Some researchers say that, even on Earth, life might not have needed plate tectonics. In 2016, Craig O’Neill, a planetary scientist at Macquarie University in Sydney, developed computer models that suggest Earth did not have plate tectonics in the distant past – even when life first appeared 4.1 billion years ago. If life emerged on Earth without plate tectonics, then that would imply tectonic activity is not required for life.
But that conclusion is premature, other researchers say. “You have to take any prediction of the early Earth with a grain of salt,” says Foley. Different assumptions with the model can give completely different answers.

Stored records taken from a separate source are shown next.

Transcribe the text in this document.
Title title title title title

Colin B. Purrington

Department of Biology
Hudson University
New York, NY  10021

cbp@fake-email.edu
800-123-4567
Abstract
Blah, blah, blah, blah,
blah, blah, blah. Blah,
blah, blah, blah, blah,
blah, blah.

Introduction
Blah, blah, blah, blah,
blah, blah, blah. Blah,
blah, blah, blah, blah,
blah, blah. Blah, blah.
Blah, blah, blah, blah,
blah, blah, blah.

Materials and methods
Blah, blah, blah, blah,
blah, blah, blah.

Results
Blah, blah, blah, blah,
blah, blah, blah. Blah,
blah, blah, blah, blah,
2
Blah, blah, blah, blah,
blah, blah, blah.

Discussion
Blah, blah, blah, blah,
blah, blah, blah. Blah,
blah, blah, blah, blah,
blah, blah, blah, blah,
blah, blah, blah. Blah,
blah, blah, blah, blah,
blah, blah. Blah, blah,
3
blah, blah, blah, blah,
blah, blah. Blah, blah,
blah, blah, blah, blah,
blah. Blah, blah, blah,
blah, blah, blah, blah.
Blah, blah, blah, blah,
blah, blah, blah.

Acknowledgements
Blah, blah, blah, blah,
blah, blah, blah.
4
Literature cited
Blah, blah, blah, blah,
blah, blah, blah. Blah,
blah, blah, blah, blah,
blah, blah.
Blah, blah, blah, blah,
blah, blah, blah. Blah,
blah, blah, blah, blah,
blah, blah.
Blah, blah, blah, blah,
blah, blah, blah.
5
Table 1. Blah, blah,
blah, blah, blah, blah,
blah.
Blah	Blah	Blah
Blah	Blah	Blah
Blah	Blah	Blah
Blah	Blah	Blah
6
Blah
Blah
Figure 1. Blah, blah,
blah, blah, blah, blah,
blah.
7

In the end, researchers agree that plate tectonics could help coax life into existence. But no one can say for sure whether it is necessary. “We don’t understand enough about plate tectonics to understand whether it’s critical for habitability,” Elkins-Tanton says. Scientists did not develop the theory until the latter half of the 20th Century, and they do not fully understand it on Earth, let alone on other planets.
We could barely detect it on our planet, and we’re standing right on it
One complicating factor on Earth is the intimate relationship between plate tectonics and life. “These geological cycles are making the Earth more habitable,” Sleep says, but biology is also important. “Life has had four billion years to evolve traits that adapt itself to being able to live on a planet with plate tectonics.” Maybe life on Earth came to rely on plate tectonics simply because evolution steered it that way.

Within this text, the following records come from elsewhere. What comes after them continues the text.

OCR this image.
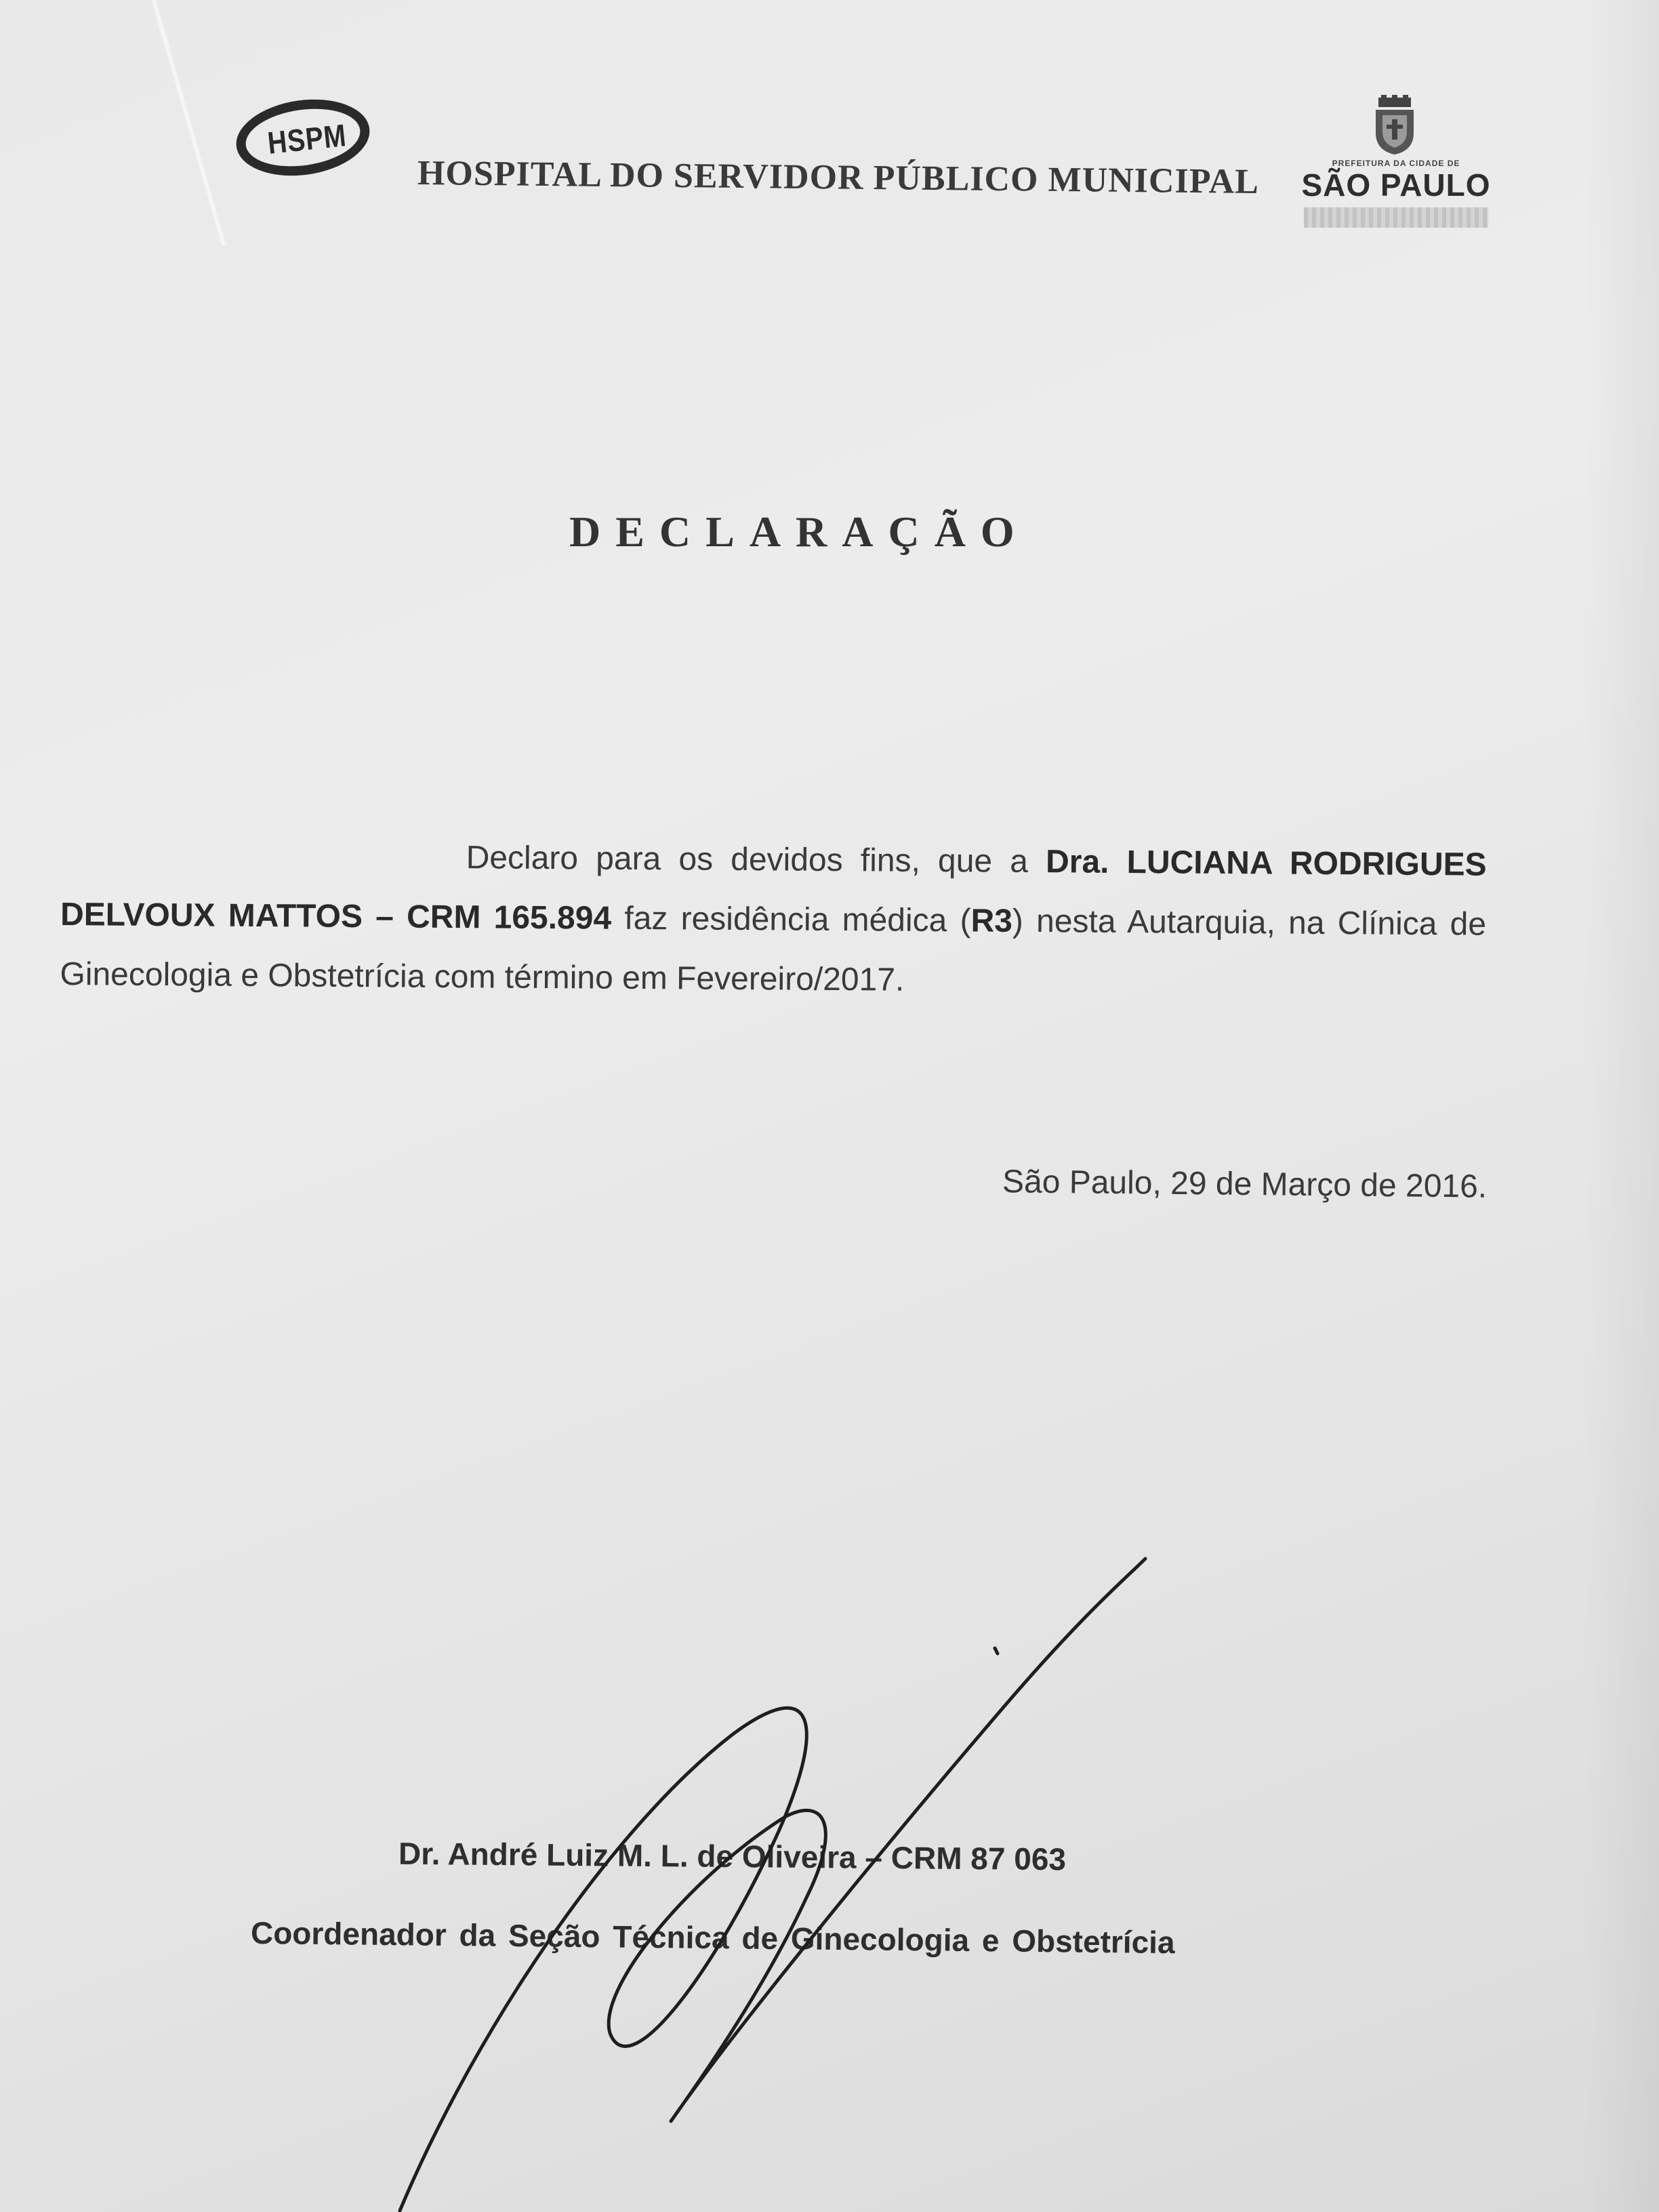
HSPM
HOSPITAL DO SERVIDOR PÚBLICO MUNICIPAL	PREFEITURA DA CIDADE DE
SÃO PAULO
DECLARAÇÃO
Declaro para os devidos fins, que a Dra. LUCIANA RODRIGUES DELVOUX MATTOS – CRM 165.894 faz residência médica (R3) nesta Autarquia, na Clínica de Ginecologia e Obstetrícia com término em Fevereiro/2017.
São Paulo, 29 de Março de 2016.
Dr. André Luiz M. L. de Oliveira – CRM 87 063
Coordenador da Seção Técnica de Ginecologia e Obstetrícia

Even if plate tectonics were required for life, astronomers probably would not be able to tell whether a planet has plate tectonics in the first place. Planets outside the Solar System are far away, and even the best telescopes can only tease out the chemical composition of planetary atmospheres, which is already a remarkable feat. But short of interstellar travel, it is virtually impossible to measure plate tectonics on another planet.
“We could barely detect it on our planet, and we’re standing right on it,” Elkins-Tanton says.
Plate tectonics is just one of many factors that may influence habitability. Scientists may not determine the formula for life until they actually discover ET. For now, Earth will remain the only world that is truly alive.